Spring has always been a time of celebration and renewal when nature awakens from its slumber and bursts forth in a riot of colors. And what better way to celebrate the season of new beginnings than by participating in one of India’s most exuberant festivals – Holi! This festival of colors, celebrated with great enthusiasm throughout India and in different parts of the world, is a time for joy, revelry, and the triumph of good over evil. In this blog, we will take you on a journey to explore the diverse and unique ways Holi is celebrated in different regions of India and worldwide.
Holi in North India
In North India, Holi is celebrated with great enthusiasm and fervor. People start the celebrations by lighting a bonfire the night before Holi, known as Holika Dahan. The bonfire symbolizes the victory of good over evil and the burning of the demoness Holika. On the day of Holi, people smear each other with colored powder and water, sing and dance to the beats of dhol, and enjoy delicious sweets and snacks. Bhang, a drink made from cannabis leaves, is also consumed during the festivities.
Holi in South India
In South India, Holi is known as Kamavilas and is celebrated with different customs and traditions. People worship Lord Kamadeva, the god of love, and offer special prayers. In some parts of South India, people celebrate the festival by smearing each other with turmeric powder instead of colored powder. Turmeric is considered auspicious and is believed to have healing properties.
Holi in West India
In West India, Holi is celebrated uniquely in the state of Maharashtra. People in Maharashtra celebrate the festival of Holi with great enthusiasm by organizing public processions known as Shimga. The processions involve men dressed as women, dancing and singing to the beats of dhol, and throwing colored powder on each other. In Gujarat, people celebrate Holi by playing dandiya and garba, traditional state dances.
Holi in East India
In East India, Holi is known as Dol Jatra and is celebrated with great joy and enthusiasm. People celebrate the festival by smearing each other with colored powder and water and singing and dancing to the beats of dhol. In West Bengal, people celebrate Holi by carrying the idol of Lord Krishna and Radha in a procession.
Holi Around the World
Holi is celebrated not just in India but also in other parts of the world with great enthusiasm and fervor. In Nepal, the festival is known as Fagu Purnima and is celebrated for several days. People celebrate the festival by smearing each other with colored powder and water, singing and dancing to the beats of dhol, and enjoying delicious food and sweets.
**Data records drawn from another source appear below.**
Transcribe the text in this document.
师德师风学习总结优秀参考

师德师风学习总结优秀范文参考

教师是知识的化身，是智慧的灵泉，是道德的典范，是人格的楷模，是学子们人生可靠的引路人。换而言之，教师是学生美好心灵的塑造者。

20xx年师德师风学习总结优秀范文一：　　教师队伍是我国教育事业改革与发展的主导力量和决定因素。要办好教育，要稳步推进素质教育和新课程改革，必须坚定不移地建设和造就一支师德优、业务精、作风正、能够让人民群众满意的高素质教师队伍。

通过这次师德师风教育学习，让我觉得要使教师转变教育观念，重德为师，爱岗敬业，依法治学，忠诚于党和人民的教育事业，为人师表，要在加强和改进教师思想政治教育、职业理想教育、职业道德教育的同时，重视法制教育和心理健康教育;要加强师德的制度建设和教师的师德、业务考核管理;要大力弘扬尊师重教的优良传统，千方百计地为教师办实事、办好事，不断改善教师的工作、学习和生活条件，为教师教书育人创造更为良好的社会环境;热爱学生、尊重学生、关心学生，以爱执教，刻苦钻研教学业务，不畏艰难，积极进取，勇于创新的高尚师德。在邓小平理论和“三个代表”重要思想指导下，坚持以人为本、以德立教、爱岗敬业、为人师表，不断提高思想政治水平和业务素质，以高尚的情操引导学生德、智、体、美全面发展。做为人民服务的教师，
In the United States, Holi is celebrated with great enthusiasm by the Indian diaspora. The festival is celebrated in various cities across the country, with people smearing each other with colored powder and water, dancing to Bollywood music, and enjoying Indian food and sweets.
Holi is celebrated with great enthusiasm in the city of Leicester in the United Kingdom. The festival is celebrated in the streets with people smearing each other with colored powder and water, dancing to Bollywood music, and enjoying Indian food and sweets.
From the vibrant celebrations in North India to the unique customs in South India and the colorful festivities in other parts of the world, Holi is a festival that brings people together in a spirit of joy, love, and harmony. Let us carry with us the message of Holi – the message of unity, forgiveness, and the triumph of good over evil. Let us cherish the memories of this wonderful celebration and look forward to the coming Holi, where we will come together to revel in the colors of life.